Sleep no more storyline
Whatley and her student aids, Joe (Keli Price), Frannie (Brea Grant), Dale (Stephen Ellis) and Holly (Christine Dwyer), decide to stay and experiment with the Cognifan on themselves. With the school-year ending and the school board threatening to shut their project down, Dr. A very gruesome and fast start to a film what’s not to like? After the interview, Carter goes to his room where he sees shadowy figures and he stabs his eyes out and slits his throat with the shards of a broken cup. Whatley (Yasmine Aker) interviewing test subject, Carter (Lukas Gage), who’s progress with the drug she has been monitoring.
The acting was decent enough not to gripe about, and the scares, while more in the creepy variety, came in droves.
#SLEEP NO MORE STORYLINE MOVIE#
SLEEP NO MORE was somewhat lacking in the special effects department, but overall that was something you can dismiss because the story was very interesting and the movie in general was quite good. The team’s research led them to believe that by eliminating sleep, after 200 hours of being awake, the human body and mind will perform better than normal. This 90-minute film, also known by the title 200 HOURS, tells the tale of a group of college scientists experimenting with a drug called Cognifan, which is supposed to keep the user awake. One of the creators of Final Destination, Jeffery Reddick, worked as an executive producer too (fun fact). Director Phillip Guzman and writer Jason Murphy put together a great horror flick here. In concrete terms, while Lady Macbeth cannot transcend her narrative, the performers themselves achieve a space where transcendence becomes possible – by merging forms, donning and letting go of different identities (characters), by slipping from spoken text to song to movement.SLEEP NO MORE will make you think twice about that next all-nighter. While observing a character trapped inside the dominance of a single narrative, the act of the performance itself attempts to offer a tentative way of escape from the clutches of a single, dominant narrative by engaging itself with multiple narratives. Imprisoned by her narrative, Lady Macbeth is trapped in time and space in a recurring loop that presents no window of escape. Through the character of Lady Macbeth, we explore the spaces created by one recurring, dominant narrative in her mind, this space becomes her cage.
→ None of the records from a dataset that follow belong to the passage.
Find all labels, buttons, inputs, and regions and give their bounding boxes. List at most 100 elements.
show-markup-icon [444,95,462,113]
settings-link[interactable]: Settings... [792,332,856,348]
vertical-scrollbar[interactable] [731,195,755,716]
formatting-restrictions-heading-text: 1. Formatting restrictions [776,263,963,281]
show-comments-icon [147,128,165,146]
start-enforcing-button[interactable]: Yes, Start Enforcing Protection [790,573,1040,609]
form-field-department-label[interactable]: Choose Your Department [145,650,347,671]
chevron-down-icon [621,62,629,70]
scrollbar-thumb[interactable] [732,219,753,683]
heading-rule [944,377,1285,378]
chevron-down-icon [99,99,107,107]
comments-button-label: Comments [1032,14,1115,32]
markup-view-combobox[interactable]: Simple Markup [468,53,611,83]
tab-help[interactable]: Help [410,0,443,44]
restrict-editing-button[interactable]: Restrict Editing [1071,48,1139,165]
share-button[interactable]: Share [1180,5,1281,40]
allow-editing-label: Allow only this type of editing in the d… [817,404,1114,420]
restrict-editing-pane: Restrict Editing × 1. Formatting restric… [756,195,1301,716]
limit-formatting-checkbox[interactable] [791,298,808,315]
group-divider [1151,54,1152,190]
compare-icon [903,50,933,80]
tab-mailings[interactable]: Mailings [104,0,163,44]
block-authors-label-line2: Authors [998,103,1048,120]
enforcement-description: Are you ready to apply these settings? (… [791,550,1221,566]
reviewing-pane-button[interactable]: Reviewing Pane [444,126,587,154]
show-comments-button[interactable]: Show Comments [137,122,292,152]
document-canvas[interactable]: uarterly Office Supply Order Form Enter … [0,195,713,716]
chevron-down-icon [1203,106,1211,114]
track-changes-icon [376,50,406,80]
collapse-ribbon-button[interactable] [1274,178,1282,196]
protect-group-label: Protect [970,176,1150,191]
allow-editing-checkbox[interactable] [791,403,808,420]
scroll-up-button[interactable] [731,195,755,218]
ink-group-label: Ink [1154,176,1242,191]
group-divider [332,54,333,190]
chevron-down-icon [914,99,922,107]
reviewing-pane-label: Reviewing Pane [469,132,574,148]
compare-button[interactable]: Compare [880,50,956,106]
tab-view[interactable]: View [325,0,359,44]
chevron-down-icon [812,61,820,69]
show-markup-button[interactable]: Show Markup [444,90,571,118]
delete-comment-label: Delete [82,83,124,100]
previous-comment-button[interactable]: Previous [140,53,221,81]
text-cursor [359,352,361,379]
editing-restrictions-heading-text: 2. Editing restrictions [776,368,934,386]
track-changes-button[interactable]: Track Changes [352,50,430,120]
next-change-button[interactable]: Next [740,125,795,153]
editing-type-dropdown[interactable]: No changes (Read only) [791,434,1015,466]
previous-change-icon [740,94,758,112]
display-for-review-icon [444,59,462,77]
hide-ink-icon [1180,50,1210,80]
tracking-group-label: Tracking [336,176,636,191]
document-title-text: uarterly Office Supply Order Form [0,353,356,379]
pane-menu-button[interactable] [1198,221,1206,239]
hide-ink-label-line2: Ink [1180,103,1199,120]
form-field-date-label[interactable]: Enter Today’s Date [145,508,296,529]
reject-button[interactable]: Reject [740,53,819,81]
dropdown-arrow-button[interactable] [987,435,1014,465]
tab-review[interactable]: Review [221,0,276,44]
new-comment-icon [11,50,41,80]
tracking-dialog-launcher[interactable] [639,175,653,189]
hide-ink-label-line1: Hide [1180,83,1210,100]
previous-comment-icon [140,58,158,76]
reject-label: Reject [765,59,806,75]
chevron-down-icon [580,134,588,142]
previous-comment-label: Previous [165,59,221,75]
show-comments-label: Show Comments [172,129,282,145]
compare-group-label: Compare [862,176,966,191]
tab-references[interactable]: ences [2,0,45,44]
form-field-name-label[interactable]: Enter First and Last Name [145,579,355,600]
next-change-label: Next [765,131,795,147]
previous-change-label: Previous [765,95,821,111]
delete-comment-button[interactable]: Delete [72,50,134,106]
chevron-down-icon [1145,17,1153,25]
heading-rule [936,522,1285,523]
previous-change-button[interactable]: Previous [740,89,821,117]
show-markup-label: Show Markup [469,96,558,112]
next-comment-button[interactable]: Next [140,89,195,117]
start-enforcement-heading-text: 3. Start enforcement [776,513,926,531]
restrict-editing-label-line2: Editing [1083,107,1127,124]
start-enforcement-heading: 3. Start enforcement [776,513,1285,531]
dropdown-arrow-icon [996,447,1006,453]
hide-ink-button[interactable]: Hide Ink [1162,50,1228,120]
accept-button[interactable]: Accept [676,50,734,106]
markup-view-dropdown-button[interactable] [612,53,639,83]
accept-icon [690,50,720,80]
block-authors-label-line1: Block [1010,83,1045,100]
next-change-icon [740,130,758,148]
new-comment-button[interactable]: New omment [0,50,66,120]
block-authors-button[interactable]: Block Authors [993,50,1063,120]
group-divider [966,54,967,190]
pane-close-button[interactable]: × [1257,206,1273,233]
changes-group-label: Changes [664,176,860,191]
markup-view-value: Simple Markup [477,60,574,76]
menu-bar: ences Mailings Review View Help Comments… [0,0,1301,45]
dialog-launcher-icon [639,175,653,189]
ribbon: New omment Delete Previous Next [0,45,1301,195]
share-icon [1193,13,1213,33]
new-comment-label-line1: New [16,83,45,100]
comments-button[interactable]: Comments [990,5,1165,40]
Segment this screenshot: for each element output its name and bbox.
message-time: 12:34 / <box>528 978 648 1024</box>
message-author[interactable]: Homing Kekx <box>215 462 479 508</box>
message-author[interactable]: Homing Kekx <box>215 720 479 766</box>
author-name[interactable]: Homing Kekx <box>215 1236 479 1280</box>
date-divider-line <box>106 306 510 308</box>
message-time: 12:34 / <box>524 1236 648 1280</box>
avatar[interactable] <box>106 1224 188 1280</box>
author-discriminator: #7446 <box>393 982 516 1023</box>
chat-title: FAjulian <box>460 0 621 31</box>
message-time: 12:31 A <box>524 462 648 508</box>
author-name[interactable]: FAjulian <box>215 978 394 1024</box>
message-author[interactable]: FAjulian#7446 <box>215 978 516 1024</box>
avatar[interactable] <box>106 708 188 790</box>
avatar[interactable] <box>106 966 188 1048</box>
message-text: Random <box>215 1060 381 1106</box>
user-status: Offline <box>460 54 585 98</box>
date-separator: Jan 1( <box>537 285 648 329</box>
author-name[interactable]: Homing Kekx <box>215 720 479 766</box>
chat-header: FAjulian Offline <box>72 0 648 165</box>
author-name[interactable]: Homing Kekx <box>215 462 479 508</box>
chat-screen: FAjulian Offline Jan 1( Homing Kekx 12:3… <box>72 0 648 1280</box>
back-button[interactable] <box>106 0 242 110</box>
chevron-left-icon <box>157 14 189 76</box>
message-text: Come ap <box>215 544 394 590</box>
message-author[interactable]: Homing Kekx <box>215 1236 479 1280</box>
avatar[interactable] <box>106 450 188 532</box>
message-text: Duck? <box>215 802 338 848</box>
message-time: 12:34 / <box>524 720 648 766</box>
The woman in a closed room has existed always, exists today.Īn attempt at observing the consequences of confining, even forgetting about, the desires and imaginations of one such woman. Using the form of the monologue to play with different techniques of story-telling, we present the picture of a woman in whom desire and imagination overreach the space that her time and social conditions have defined for her. Taking Act 5, Scene 1 of The Tragedy of Macbeth by William Shakespeare as a point of departure, we have created a theatrical/musical performance to present a portrait of Lady Macbeth.